2. The method for assessing the quality of reference-free genome assembly based on sequencing depth distribution characteristics according to claim 1, characterized in that, Step S1 includes: S11: Align the raw PacBio HiFi or Illumina paired-end sequencing data back to the assembled sequence to be evaluated; S12: Divide the genome into a large number of continuous and non-overlapping windows: The window length is set to 50 bp to obtain high spatial resolution while ensuring statistical stability and to capture local anomalous signals.
3. The method for assessing the quality of reference-free genome assembly based on sequencing depth distribution characteristics according to claim 1, characterized in that, Step S2 includes: S21: Calculate the average alignment depth of each window using the mosdepth software; S22: Construct a theoretical Gaussian distribution model at the whole genome level, and use the 3 sigma criterion to perform statistical tests on the window depth values; S23: Identify windows that significantly deviate from the two ends of the theoretical distribution as "deep anomaly windows," which correspond to the identification of assembly problems such as sequence collapse, redundant splicing, or local missing parts.

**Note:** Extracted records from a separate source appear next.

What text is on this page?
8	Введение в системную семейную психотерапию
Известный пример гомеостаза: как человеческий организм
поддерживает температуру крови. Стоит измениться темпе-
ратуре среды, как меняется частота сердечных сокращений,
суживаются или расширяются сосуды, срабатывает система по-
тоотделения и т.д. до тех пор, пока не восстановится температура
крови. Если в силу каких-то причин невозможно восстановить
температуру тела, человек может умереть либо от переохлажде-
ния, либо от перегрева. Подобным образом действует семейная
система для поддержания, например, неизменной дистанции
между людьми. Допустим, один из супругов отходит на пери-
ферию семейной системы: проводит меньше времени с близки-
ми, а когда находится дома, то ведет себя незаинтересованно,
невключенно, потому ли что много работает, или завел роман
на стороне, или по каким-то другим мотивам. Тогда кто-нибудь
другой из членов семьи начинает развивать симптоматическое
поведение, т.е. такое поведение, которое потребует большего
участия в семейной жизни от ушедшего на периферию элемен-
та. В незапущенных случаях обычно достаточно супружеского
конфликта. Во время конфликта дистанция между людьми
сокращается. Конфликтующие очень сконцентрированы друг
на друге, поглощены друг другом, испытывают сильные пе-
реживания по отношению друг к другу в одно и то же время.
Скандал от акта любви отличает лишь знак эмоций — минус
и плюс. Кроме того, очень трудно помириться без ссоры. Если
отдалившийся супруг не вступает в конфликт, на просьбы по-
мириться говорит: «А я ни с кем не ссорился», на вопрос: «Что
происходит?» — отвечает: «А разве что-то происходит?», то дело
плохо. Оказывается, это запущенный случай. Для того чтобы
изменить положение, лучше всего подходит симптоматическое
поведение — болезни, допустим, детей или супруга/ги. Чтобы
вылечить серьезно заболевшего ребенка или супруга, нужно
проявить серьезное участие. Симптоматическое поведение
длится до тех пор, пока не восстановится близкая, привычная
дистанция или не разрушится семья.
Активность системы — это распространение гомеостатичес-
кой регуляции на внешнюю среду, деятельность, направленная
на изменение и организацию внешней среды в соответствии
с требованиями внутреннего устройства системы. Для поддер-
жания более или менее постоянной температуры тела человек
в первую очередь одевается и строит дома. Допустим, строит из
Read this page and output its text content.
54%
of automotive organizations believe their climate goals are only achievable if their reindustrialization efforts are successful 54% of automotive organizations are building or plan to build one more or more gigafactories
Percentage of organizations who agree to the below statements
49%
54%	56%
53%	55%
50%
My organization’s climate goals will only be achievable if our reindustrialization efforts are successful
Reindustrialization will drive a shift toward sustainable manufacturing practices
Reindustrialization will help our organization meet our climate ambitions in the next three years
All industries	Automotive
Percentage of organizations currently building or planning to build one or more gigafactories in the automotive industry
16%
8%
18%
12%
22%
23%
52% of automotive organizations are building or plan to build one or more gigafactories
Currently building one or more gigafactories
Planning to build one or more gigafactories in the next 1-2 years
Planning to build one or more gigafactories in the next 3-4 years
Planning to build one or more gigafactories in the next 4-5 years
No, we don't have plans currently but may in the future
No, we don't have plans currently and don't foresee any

4. The method for assessing the quality of reference-free genome assembly based on sequencing depth distribution characteristics according to claim 1, characterized in that, Step S3 includes: S31: After excluding windows with abnormal depth, perform a comparative pattern depth analysis on the remaining windows with normal depth; S32: Focus on identifying regions rich in split sequences or inconsistent alignment signals, defined as "structural anomaly windows," used to capture misaligned splices or minor structural anomalies.
5. The method for assessing the quality of reference-free genome assembly based on sequencing depth distribution characteristics according to claim 1, characterized in that, Step S4 includes: combining all the abnormal windows identified in the above steps, calculating the overall assembly error rate based on the total number of genome windows, and deriving the corresponding genome quality value accordingly.